Mt. Hood Snotel Data

Portland Data Science Meetup, November 2014


In [14]:
from ggplot import ggplot
import ggplot as gg
from IPython.html.widgets import interact
import matplotlib.pyplot as plt
import pandas as pd
import qgrid
import seaborn as sns

%matplotlib inline
qgrid.nbinstall()

# Pull in the CSV, drop NAs
df = pd.read_csv('mthood_snotel.csv', header=7, parse_dates=['Date']).dropna()
qgrid.show_grid(df, remote_js=True)



In [15]:
# Let's start with some basic histograms of our key dimensions
sns.set_context(rc={"figure.figsize": (15, 7)})
sns.distplot(df['Precipitation Accumulation (in)'], bins=50)


Out[15]:
<matplotlib.axes._subplots.AxesSubplot at 0x111854650>

In [16]:
sns.distplot(df['Snow Water Equivalent (in)'], bins=100)


Out[16]:
<matplotlib.axes._subplots.AxesSubplot at 0x111972710>

In [17]:
sns.kdeplot(df['Air Temperature Maximum (degF)'], shade=True);
sns.kdeplot(df['Air Temperature Minimum (degF)'], shade=True);
sns.kdeplot(df['Air Temperature Average (degF)'], shade=True);



In [18]:
# We can use Seaborn + IPython interact widgets to do quick comparison of dimensions
subset = df.drop(['Date'], axis=1)
dims = subset.columns.tolist()
@interact 
def linear_comp(x=dims, y=dims):
    sns.jointplot(x, y, data=subset, size=9)



In [19]:
# How closely to average and Maximum temps follow one another?
sns.lmplot("Air Temperature Minimum (degF)", "Air Temperature Maximum (degF)", df, size=10)


Out[19]:
<seaborn.axisgrid.FacetGrid at 0x11287b650>

In [20]:
# Now to use some Pandas timeseries magic to look at monthly trends

# First we need to set the Date column as the Index
indexed = df.set_index('Date')
resampled = indexed.resample('MS').dropna()
qgrid.show_grid(resampled, remote_js=True)



In [21]:
# Exploratory: Pandas plotting should let us take a nice quick look at the data
# Going to use Seaborn to set our plot context
sns.set_context(rc={"figure.figsize": (18, 9)})
resampled.plot()


Out[21]:
<matplotlib.axes._subplots.AxesSubplot at 0x1156aee50>

In [22]:
# ggplot is quite good at handling timeseries.
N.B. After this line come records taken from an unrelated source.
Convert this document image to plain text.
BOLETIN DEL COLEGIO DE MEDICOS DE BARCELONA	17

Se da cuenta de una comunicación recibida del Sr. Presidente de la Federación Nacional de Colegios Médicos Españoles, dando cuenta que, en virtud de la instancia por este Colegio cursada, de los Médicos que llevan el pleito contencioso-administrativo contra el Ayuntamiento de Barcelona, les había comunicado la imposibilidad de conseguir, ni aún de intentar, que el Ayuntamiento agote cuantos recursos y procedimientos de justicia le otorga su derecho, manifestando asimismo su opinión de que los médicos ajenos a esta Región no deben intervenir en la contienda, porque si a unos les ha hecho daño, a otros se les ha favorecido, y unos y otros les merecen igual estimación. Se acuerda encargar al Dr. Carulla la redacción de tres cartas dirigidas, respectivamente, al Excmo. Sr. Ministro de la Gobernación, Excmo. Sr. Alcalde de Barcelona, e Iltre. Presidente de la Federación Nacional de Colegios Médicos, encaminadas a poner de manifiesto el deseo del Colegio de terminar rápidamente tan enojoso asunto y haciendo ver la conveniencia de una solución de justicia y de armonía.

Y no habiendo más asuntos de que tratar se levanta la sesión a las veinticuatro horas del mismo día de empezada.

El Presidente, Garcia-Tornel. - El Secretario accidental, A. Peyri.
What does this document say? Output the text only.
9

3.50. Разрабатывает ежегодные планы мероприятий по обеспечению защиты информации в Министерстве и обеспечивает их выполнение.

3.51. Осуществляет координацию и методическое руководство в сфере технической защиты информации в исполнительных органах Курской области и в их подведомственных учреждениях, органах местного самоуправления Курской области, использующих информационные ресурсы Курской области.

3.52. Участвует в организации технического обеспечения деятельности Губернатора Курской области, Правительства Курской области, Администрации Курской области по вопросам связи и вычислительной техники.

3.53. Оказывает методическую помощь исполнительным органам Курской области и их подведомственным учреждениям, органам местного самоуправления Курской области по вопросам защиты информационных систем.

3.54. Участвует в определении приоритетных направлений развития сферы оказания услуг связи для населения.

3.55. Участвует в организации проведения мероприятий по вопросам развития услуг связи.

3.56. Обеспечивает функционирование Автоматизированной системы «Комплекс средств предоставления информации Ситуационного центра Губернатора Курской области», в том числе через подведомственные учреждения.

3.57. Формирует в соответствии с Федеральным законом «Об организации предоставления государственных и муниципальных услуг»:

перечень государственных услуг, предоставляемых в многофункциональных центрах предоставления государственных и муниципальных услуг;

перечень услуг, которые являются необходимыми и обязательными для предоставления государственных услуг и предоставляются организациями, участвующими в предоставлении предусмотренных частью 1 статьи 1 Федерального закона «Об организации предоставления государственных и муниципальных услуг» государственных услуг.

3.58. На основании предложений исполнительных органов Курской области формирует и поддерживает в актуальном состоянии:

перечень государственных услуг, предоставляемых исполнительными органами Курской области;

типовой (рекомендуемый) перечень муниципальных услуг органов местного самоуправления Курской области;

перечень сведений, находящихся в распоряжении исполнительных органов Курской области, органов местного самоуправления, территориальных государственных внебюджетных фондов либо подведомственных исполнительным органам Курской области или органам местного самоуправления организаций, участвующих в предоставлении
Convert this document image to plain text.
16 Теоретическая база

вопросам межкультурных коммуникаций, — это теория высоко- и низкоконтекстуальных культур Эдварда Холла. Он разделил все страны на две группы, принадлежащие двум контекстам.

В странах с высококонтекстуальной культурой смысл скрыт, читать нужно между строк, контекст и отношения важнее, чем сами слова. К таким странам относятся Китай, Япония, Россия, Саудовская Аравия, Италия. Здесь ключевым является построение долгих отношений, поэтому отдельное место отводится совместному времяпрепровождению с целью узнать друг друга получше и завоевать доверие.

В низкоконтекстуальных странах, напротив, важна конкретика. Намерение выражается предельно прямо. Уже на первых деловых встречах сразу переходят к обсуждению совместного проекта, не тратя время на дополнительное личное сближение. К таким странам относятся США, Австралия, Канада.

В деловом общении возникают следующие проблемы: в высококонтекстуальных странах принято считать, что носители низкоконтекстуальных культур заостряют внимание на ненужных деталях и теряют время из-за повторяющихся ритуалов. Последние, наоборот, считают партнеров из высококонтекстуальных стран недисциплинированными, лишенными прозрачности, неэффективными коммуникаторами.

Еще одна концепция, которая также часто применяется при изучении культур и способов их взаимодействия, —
Let's use it to look at long-term trends
resampled['Date'] = resampled.index
(ggplot(gg.aes(x='Date', y='Snow Water Equivalent (in)'), data=resampled) 
 + gg.geom_line()
 + gg.stat_smooth())


Out[22]:
<ggplot: (290809233)>

In [23]:
# What about temperatures?
(ggplot(gg.aes(x='Date', y='Air Temperature Average (degF)'), data=resampled) 
 + gg.geom_line()
 + gg.stat_smooth())


Out[23]:
<ggplot: (286913285)>

In [24]:
# I want to look at monthly statistics, so need to create a column that's just months
resampled['Month'] = resampled.index.month
monthly_grouped = resampled.groupby('Month').mean()
# Matplotlib now has context managers to set styles. Let's try the bmh style
with plt.style.context('bmh'):
    sns.set_context(rc={"figure.figsize": (18, 9)})
    monthly_grouped.plot()



In [25]:
res_dims = resampled.columns.tolist()
@interact 
def res_comp(x=res_dims, y=res_dims):
    sns.jointplot(x, y, data=resampled, size=9)



In [26]:
qgrid.show_grid(monthly_grouped)



In [27]:
# Back to ggplot
monthly_grouped['Month'] = monthly_grouped.index
ggplot(gg.aes(x='Month', y='Snow Water Equivalent (in)'),
       data=monthly_grouped) + gg.geom_line()


Out[27]:
<repr(<ggplot.ggplot.ggplot at 0x115348450>) failed: KeyError: 0>

In [28]:
# Let's do some faceting to look at some monthly statistics
(ggplot(gg.aes(x='Air Temperature Average (degF)'), data=resampled)
 + gg.geom_density(alpha=0.25)
 + gg.facet_wrap('Month')
 + gg.labs("Air Temperature Average (degF)", "Freq"))


Out[28]:
<ggplot: (288846193)>

In [29]:
(ggplot(gg.aes(x='Snow Water Equivalent (in)'), data=resampled)
 + gg.geom_density(alpha=0.25)
 + gg.facet_wrap('Month')
 + gg.labs("Snow Water Equivalent (in)", "Freq"))


Out[29]:
<ggplot: (292700801)>

In [30]:
# Seaborn also has very powerful faceting mechanisms. Let's look at the monthly average temperatures
# again, but in a FacetGrid
months = resampled['Month'].unique()
months.sort()
months
g = sns.FacetGrid(resampled, row="Month", hue="Month", palette="deep",
                  size=1.8, aspect=4, hue_order=months, row_order=months)
g.map(sns.distplot, 'Air Temperature Average (degF)');



In [31]:
pair_cols = resampled[['Snow Water Equivalent (in)', 'Precipitation Accumulation (in)', 
                       'Air Temperature Average (degF)', 'Month']].reset_index(drop=True)
pair_cols.head()
pair = sns.PairGrid(pair_cols, hue="Month", palette="GnBu_d")
pair.map(plt.scatter)
pair.add_legend()



In [37]:
from IPython.core.display import HTML

# Use the following if running locally:
# styles = open("styles/custom.css", "r").read()

# This is for nbviewer:
styles = open("custom.css", "r").read()

HTML(styles)


Out[37]: